Wikitude solved the HTML and Performance requirements. Now it was on us to make the production process fast and flexible.

The AR Embed

Our first go at AR required graphics work for designing and producing the story in HTML5, and native apps engineering work to integrate the Wikitude SDK, render the view and handle native events.  This meant we shipped the story as native code with an app release.  For a first project, this was good enough, but we obviously needed to come up with something better.

What we wanted to do was completely abstract away native app developers.  Graphics should produce a feature using AR, test it, and publish it in a story without a native developer needing to touch it, and without an app release.  

So, here’s what we decided to build: graphics would package together HTML assets in a zipped bundle, like a web archive.  They would then create a block inside a story that used data-attributes to tell the apps what rules to follow and what features it would need (platform isolation, native features, etc).  Our apps would then listen for this feature in the same way we listen for instructions to render a video or an image, and use the data-attributes to set up an embed and give users a graphic to tap on to begin.  Everything about entering and exiting would be controlled by native code, but everything inside the experience would ship in that bundle and be totally opaque to the app itself, save for any native functionality the app might provide via a JS shim (like opening the native share sheet or taking a screenshot).

We built it, and with iOS Classic 3.11, we shipped it to our users, about a week before our next AR story was to publish.

Next

Building the embed in this way gave us some clear next steps, which we’ll be embarking on over the next few months.  

First, Android users finally get to be in on the fun.  Android Classic should listen to the same data attributes, take advantage of our uniform publishing system, and follow the same instructions.  That way, we have the option to segment between iOS and Android, but by default, we can write one experience and it will work everywhere.

Second, although we won’t be using either directly, leveraging ARCore and ARKit is something we definitely want to do.

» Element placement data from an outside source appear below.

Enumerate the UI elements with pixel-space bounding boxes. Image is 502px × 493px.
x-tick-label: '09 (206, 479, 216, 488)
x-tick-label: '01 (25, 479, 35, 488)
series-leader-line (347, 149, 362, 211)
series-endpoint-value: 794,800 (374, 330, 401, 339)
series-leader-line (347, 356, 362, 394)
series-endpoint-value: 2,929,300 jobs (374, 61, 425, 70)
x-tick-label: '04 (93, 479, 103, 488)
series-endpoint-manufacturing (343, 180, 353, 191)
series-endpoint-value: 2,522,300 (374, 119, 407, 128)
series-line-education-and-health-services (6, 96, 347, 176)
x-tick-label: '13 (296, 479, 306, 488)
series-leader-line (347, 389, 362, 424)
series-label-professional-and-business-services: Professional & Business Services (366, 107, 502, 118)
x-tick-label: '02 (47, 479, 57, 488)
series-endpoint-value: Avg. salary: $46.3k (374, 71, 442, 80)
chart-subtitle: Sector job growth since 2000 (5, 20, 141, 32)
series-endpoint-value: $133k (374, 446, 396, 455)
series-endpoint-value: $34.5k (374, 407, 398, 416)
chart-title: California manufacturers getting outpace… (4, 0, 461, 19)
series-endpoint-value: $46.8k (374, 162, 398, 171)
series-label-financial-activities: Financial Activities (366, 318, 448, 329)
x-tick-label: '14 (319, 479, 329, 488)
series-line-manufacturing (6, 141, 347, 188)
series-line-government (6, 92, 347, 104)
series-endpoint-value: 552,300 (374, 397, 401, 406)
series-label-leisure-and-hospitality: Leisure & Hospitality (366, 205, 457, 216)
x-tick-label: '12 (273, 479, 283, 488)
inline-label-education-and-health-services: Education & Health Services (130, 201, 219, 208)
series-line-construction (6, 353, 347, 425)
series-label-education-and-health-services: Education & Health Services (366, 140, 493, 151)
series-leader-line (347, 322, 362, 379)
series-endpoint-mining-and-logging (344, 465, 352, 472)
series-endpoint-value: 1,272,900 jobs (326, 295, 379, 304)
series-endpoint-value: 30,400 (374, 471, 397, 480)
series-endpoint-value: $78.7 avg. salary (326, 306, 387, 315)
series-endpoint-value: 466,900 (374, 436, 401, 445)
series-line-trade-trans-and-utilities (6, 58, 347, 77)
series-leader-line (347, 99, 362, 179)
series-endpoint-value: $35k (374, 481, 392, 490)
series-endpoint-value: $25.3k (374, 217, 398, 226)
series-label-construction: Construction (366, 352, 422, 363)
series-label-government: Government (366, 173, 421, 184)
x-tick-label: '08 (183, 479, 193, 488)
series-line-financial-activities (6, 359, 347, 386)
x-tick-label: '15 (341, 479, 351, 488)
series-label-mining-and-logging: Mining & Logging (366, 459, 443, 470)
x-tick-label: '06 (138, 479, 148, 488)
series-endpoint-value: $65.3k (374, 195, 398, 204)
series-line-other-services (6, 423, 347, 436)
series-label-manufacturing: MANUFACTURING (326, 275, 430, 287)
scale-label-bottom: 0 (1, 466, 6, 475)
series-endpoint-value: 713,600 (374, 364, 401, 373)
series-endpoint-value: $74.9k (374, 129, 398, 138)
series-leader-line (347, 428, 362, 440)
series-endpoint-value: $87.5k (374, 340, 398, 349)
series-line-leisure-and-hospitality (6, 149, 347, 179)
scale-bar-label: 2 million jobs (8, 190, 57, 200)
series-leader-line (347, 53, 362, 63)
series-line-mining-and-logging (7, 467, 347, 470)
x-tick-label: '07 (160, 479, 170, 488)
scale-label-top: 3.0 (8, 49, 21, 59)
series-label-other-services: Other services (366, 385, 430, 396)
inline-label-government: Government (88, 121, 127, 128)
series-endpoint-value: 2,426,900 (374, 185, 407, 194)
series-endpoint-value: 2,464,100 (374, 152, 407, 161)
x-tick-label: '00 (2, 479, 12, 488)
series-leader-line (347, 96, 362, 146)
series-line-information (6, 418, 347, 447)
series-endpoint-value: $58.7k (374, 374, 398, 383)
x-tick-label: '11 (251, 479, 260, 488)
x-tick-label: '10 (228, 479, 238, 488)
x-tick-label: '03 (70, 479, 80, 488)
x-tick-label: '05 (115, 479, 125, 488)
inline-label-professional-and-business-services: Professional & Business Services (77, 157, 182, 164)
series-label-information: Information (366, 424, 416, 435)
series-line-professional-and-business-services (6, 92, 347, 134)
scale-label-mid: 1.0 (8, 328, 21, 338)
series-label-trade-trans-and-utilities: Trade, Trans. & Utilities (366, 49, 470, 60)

Not only is it great for our relationships with Apple and Google, it enables us to hook on to their moving platforms for performance gains down the road.  If Apple makes a new device or updates ARKit in iOS 12, we want to get those benefits for all our projects.

Third, as always, we keep listening.  This next stage of the AR lifecycle is where UX concepts get tested and winners emerge, where users become accustomed to certain interface elements when inside an AR experience.  Finding the winners and designing intuitive user interfaces can make the difference between a good and a bad experience, and for journalists, between understanding and appreciating what we have to say and not understanding it at all.